2. The method of claim 1, wherein the first voltage measurement, the second voltage measurement, and the third voltage measurement are root mean square (RMS) voltage measurements.
3. The method of claim 1, wherein the fault location is determined based on the second decay rate being less than a threshold.
4. The method of claim 3, wherein the threshold is a near-zero number.
5. The method of claim 1, wherein the first location is upstream of the fault and the second and third locations are downstream of the fault.
6. The method of claim 1, wherein the first, second, and third voltage measurements each include sensor identification information.
7. The method of claim 1, comprising supplying power to the first, second, and third sensors in response to the fault on the power feeder line.
8. The method of claim 1, wherein the first decay rate and the second decay rate are calculated as slopes.
9. The method of claim 1, wherein the fault is a bolted fault or a high-impedance fault.
10. The method of claim 1, wherein the first sensor is located on a feeder head.
11. A method, comprising:
receiving a plurality of root mean square (RMS) voltage measurements from a respective plurality of voltage sensors along a respective plurality of locations along a power feeder line in response to a fault on the power feeder line; and
evaluating the plurality of RMS voltage measurements at each of the locations of the voltage sensors to determine a location of the fault between a pair of the voltage sensors based on a relative rate of decay of the RMS voltage measurements between each successive pair of the voltage sensors along the power feeder line.

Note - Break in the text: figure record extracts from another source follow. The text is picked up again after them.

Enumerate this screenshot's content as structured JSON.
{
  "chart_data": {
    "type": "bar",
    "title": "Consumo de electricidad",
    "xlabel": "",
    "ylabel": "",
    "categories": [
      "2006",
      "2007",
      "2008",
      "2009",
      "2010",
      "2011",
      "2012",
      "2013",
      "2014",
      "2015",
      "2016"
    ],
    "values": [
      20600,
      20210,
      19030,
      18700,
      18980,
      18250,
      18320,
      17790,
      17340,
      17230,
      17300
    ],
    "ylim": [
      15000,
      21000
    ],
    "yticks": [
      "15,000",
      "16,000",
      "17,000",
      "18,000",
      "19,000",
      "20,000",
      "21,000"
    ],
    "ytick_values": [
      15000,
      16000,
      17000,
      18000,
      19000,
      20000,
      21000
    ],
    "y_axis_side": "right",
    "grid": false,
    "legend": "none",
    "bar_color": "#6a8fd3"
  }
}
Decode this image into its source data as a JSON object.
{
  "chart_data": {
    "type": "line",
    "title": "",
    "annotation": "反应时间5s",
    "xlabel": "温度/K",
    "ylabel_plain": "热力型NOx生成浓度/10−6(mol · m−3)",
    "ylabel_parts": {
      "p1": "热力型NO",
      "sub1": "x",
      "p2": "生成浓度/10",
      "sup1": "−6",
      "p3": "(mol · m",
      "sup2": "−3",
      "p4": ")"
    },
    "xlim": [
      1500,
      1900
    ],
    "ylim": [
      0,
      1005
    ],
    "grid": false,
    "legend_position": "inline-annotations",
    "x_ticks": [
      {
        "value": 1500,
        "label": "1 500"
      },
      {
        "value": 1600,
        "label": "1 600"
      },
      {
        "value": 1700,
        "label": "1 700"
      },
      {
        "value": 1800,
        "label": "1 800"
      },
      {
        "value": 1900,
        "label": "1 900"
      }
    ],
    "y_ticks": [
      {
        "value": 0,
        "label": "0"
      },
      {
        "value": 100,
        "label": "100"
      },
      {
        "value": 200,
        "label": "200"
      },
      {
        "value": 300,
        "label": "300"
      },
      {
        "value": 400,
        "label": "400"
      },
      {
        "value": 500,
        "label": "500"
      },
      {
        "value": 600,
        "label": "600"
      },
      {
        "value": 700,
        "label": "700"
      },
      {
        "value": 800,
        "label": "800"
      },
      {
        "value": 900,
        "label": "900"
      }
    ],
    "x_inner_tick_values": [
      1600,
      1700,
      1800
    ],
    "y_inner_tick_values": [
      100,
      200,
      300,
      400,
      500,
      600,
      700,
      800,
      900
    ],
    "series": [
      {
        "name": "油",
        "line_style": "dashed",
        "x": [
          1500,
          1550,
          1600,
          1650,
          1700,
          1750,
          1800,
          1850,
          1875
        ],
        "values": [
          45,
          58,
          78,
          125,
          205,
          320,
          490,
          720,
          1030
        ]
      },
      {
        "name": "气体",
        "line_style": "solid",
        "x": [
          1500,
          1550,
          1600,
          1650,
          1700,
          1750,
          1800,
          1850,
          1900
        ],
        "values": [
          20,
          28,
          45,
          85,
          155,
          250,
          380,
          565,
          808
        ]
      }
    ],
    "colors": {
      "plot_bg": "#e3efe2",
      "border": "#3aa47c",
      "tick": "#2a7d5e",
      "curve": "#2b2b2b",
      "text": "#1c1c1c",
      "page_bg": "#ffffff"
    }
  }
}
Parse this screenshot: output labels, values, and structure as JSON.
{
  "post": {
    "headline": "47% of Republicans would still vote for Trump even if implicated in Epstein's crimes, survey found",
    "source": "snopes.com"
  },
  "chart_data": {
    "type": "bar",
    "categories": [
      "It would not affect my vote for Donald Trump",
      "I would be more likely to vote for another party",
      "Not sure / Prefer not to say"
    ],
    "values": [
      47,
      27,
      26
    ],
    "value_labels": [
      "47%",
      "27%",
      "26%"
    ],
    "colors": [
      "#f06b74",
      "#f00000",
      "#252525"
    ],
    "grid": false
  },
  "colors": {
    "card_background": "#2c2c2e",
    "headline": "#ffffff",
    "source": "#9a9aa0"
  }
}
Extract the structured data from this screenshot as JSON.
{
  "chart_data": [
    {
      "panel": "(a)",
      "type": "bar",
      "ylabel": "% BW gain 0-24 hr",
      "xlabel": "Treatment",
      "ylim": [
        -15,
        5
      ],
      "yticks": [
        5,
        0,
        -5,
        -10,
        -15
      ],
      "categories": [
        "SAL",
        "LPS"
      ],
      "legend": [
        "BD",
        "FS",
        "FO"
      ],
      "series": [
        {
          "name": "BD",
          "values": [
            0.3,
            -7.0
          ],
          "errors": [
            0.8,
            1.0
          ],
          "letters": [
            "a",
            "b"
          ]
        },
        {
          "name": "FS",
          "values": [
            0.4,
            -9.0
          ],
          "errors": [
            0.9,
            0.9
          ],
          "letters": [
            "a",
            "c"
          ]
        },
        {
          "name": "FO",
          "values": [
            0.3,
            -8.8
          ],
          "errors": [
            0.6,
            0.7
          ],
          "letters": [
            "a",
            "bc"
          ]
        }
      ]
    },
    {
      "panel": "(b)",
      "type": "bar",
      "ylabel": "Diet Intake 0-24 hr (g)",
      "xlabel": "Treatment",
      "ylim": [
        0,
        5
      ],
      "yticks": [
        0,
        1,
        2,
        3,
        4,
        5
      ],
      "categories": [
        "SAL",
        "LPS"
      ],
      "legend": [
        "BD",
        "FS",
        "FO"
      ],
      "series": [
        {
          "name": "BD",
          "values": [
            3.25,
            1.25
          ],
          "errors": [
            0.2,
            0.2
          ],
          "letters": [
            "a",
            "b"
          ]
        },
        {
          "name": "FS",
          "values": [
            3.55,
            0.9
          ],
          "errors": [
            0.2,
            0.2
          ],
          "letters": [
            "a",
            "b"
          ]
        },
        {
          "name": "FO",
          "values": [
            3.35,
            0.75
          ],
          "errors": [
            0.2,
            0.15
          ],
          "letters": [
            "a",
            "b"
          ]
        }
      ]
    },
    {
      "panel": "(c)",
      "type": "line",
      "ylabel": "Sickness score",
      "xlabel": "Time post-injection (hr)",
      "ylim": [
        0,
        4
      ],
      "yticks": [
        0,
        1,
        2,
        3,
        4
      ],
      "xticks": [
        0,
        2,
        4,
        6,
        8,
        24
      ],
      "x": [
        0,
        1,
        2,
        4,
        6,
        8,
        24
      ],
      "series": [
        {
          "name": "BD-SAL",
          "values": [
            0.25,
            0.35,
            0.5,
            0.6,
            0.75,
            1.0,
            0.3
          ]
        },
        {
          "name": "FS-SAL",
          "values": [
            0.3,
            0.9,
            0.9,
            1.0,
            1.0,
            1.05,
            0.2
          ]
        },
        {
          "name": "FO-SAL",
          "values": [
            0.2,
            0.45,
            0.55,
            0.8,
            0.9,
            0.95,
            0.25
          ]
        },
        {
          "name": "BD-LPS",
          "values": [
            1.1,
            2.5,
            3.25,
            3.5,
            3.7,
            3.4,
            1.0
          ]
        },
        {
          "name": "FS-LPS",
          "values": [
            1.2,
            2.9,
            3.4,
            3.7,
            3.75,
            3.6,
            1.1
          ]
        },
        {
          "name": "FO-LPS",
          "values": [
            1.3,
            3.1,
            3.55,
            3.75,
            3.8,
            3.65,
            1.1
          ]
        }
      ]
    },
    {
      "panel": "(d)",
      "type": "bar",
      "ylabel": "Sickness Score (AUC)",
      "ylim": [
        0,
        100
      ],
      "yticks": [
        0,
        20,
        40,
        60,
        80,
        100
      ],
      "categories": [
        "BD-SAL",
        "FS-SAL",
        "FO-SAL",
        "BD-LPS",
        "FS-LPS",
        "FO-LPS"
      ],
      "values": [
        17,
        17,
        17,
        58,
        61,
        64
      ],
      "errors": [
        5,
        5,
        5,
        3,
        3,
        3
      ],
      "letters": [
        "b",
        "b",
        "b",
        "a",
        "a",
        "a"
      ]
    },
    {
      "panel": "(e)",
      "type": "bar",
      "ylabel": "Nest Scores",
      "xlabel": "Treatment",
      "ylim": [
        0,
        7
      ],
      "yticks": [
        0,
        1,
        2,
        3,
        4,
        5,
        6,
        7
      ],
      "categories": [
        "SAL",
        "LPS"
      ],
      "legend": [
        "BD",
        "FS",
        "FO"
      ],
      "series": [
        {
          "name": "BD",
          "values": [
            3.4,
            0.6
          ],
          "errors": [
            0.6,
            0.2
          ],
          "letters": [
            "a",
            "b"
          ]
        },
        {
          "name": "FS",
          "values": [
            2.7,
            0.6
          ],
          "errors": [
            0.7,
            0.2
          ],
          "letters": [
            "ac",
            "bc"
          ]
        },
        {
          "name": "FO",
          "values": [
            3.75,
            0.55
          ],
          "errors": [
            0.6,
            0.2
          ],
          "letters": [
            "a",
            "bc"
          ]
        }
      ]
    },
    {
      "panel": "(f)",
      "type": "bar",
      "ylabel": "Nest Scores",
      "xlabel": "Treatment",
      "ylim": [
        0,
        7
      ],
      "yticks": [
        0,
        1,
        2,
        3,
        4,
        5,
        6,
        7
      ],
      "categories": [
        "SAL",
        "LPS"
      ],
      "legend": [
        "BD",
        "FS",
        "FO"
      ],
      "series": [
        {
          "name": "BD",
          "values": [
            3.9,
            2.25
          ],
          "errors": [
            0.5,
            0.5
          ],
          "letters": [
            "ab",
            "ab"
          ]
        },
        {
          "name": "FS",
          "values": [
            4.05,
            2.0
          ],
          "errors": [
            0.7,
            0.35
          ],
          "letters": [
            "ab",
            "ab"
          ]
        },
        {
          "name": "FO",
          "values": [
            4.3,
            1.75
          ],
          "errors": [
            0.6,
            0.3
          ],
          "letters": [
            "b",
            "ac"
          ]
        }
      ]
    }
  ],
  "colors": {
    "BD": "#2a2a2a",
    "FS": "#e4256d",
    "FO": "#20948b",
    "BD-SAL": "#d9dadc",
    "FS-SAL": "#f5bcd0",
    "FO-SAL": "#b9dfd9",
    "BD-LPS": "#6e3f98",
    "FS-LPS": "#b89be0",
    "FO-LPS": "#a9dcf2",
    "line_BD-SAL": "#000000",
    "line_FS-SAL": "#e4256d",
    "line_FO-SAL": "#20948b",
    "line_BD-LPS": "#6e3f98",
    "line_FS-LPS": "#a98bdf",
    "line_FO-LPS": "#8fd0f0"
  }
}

12. The method of claim 11, wherein each of the plurality of root mean square (RMS) voltage measurements includes sensor identification information.
13. The method of claim 11, comprising supplying power to the plurality of voltage sensors in response to the fault on the power feeder line.
14. The method of claim 11, wherein the location of the fault is determined based on the relative rate of decay being a near-zero number.
15. The method of claim 11, wherein the fault is a bolted fault or a high-impedance fault.
16. A system, comprising:
a power feeder line;
a plurality of voltage sensors along a respective plurality of locations along the power feeder line, each voltage sensor comprising a communication circuit;
a receiver configured to receive a root mean square (RMS) voltage measurement from each of the voltage sensors in response to a fault on the power feeder line; and
a controller configured to evaluate the RMS voltage measurement at each of the locations of the voltage sensors and to determine a location of the fault between a pair of the voltage sensors based on a relative rate of decay of the RMS voltage measurements between each successive pair of the voltage sensors along the power feeder line.
17. The system of claim 16, wherein the communication circuit of each voltage sensor is configured to transmit the RMS voltage measurement to the receiver.
18. The system of claim 16, wherein the communication circuit of each voltage sensor is configured to transmit a sensor identifier associated with the corresponding voltage sensor to the receiver and the controller determines the location of the fault based on the sensor identifier.
19. The system of claim 16, wherein each voltage sensor includes an energy storage element configured to supply power to the communication circuit in response to the fault on the power feeder line.
20. The system of claim 16, wherein a first sensor of the plurality of voltage sensors is located on a feeder head.